By now everyone knows about the blackouts that gripped NYC and a number of other North American cities...last I heard Detroit was still having serious problems, but the bulk of the crisis had passed.
The blogosphere does a great job covering this kind of event: check over here at Gothamist for some freaky pictures and copious links full of data, or a personal account of my friend Damien trekking across the city. Having had my fill of massive public disasters in September of '01 I have to say I am thankful that I got the opportunity to sit this one out, and that I hope everyone who had to suffer through it are getting a well-deserved break this weekend.
The radio interview with Ross Noble went very well--he's a fun guy, much more low-key than his on-stage persona would suggest, which is fortunate because he'd be kind of unbearable if he was always ON. The show went well that evening, very energetic, and the next day we saw The Big Time, a very quirky and fun musical being put on be people JM and I know from Seattle--it's written by John Moe and the music is from Chris Ballew from the band The Presidents Of The United States Of America...it's the magical rock journey of a sock, a lamp and a vacuum who embark on a musical career. Full details on the shows Left Coast Theatre has at Edinburgh are available here.
It was great seeing them all--I'm really only close with John Osebold, one of the actors and a very talented musician and theatre artist, and I know Brian Neel (another actor) somewhat...but all the actors have travelled in the same circles I have for years and we had instant familiarity. We discussed a couple of Edinburgh survival tips and we'll be getting together on Sunday after my show--looking forward to that, as for a festival it can be awfully lonely over here.

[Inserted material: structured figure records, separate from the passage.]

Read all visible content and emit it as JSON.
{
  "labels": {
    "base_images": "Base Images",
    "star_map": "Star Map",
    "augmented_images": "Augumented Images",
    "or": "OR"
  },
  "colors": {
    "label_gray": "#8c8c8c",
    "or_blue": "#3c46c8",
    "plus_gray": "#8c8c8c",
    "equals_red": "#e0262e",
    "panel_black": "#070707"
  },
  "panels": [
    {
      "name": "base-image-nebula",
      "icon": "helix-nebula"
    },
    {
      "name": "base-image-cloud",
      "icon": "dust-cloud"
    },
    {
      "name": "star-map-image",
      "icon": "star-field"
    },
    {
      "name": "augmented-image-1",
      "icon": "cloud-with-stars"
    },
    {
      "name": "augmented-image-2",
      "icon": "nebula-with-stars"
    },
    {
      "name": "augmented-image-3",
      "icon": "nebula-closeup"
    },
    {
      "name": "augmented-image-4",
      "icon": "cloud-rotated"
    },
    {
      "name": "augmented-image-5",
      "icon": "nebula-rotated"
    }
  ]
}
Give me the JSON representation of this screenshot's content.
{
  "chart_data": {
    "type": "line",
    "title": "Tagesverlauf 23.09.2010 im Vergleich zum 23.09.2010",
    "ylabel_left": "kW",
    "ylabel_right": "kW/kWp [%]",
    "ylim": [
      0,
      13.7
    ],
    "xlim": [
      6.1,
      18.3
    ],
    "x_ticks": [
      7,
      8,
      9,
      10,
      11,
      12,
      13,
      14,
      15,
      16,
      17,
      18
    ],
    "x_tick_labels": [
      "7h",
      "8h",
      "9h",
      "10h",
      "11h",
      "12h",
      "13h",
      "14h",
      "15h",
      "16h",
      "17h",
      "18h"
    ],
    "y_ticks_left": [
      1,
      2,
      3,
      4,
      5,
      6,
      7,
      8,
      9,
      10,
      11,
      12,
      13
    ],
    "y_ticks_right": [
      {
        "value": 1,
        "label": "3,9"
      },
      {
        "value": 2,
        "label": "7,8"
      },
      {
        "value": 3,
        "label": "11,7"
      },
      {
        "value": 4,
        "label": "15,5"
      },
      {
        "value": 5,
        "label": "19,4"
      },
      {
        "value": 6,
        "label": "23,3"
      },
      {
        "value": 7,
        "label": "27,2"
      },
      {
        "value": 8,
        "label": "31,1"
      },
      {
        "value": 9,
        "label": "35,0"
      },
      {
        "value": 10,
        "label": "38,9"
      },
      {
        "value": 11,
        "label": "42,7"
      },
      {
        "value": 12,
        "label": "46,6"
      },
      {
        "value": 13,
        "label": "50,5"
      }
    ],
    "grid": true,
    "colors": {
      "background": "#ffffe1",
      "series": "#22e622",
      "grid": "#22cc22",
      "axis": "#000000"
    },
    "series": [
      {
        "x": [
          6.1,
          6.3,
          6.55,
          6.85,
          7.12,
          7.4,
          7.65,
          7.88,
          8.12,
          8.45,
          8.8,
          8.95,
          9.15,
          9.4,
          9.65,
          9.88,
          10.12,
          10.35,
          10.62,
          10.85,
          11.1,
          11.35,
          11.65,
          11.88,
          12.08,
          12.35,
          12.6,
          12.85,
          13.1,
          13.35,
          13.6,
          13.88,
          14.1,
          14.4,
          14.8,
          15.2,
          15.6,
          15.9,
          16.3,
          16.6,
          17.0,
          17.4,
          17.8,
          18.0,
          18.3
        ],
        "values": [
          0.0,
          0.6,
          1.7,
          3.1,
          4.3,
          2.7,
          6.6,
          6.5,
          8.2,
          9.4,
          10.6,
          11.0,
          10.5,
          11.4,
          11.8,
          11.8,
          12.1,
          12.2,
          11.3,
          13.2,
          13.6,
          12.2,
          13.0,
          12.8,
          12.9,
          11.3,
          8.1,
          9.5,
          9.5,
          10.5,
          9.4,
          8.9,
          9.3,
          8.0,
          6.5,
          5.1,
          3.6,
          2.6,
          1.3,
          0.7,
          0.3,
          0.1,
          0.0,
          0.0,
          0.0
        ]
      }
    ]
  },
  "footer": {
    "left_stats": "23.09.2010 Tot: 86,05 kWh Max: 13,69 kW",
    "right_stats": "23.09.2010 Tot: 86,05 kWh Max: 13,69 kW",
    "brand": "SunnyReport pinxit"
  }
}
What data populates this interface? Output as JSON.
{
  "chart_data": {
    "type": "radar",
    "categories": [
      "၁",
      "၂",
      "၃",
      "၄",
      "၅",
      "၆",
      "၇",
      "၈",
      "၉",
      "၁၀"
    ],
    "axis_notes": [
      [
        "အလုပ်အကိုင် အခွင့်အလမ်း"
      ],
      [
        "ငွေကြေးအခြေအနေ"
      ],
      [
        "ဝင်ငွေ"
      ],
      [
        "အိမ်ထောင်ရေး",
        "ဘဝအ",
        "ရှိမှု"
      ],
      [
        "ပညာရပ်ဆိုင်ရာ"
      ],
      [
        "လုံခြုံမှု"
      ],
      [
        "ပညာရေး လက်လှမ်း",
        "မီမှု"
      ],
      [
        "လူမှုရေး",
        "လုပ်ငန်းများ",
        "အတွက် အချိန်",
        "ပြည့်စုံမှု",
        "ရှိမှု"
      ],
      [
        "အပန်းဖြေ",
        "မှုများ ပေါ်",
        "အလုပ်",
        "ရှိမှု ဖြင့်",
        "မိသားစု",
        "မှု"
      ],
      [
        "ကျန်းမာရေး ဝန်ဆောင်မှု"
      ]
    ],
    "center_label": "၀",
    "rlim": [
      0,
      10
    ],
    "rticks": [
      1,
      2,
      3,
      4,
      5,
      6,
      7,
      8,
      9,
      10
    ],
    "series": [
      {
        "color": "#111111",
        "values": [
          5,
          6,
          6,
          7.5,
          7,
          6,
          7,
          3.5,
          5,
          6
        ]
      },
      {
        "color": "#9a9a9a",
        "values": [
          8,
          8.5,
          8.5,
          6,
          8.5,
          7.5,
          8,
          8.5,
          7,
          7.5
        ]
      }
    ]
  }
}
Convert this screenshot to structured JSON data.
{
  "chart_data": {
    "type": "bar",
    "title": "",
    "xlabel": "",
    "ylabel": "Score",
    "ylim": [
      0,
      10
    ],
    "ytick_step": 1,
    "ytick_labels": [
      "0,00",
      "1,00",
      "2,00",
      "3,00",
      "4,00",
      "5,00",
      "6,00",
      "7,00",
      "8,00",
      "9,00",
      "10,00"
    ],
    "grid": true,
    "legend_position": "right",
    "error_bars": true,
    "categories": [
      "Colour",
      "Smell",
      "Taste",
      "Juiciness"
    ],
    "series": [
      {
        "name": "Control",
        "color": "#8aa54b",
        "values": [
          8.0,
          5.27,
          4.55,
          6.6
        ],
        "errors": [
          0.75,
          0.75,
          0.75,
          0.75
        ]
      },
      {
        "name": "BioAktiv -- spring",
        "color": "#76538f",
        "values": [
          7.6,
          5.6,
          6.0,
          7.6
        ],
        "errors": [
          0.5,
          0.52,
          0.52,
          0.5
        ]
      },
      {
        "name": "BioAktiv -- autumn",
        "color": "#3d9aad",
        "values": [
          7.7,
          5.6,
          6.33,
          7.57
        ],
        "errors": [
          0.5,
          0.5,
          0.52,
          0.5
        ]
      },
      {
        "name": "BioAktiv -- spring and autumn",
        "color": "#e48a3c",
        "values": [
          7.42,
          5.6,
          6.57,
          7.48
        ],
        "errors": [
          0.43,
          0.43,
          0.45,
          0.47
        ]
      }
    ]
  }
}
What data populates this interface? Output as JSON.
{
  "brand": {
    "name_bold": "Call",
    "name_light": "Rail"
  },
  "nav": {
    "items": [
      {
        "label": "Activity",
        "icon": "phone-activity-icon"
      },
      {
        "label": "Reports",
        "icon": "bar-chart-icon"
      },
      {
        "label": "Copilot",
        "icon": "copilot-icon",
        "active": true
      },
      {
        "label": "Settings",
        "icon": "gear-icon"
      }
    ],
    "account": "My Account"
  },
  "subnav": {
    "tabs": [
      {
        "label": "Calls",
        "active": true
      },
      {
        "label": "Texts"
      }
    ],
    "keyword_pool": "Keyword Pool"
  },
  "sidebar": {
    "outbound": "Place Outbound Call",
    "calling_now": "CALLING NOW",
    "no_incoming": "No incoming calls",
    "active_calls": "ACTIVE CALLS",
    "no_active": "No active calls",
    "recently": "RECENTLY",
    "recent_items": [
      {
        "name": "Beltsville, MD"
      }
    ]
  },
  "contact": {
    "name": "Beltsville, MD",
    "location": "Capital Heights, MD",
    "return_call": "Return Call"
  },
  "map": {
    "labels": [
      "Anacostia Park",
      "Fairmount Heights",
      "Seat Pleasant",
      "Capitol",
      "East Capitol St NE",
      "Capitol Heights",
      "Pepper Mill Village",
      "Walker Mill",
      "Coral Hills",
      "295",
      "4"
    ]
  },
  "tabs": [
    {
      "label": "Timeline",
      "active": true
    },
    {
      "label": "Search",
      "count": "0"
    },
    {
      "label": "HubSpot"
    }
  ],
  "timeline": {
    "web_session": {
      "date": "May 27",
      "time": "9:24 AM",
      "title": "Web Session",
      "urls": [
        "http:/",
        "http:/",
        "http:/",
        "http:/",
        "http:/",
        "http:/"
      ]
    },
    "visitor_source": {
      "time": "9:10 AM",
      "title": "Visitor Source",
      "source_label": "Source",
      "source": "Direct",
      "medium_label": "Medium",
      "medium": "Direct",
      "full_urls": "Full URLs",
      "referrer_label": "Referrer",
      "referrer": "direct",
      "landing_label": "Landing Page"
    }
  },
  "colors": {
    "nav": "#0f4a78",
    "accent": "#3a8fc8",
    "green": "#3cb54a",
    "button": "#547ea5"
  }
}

Learned two facts from a cabbie last night--Edinburgh has more Italian restaurants than anywhere else in the British Isles because so many Italians were held in internment camps during WWII, and when that conflict ended many Italians decided to repatriate here. Also, London cabbies have to take an extensive exam on the layout of the streets of London that usually takes 24 months to stufy for--it's like a degree in street smarts, if you will. Too bad NYC cabbies don't undergo that kind of rigorous examination.
More reviews are in:
"Daisey's storytelling methods are utterly captivating. Every word, every repition, every gesticulation reverberates...he's the consummate performer. As a lesson in storytelling prowess, 21 Dog Years is textbook brillance...thought-provoking, amusing and continually enchanting."
"Mike Daisey has frenetically intelligent, lively needle-sharp one-man wit that bears scrutiny as both theatre and comedy."
Tonight I am finally seeing Demetri's show--he's been the belle of the festival, and I'm psyched that we'll be able to get in on a Saturday night. Between now and then I have a show to perform and writing to plow through.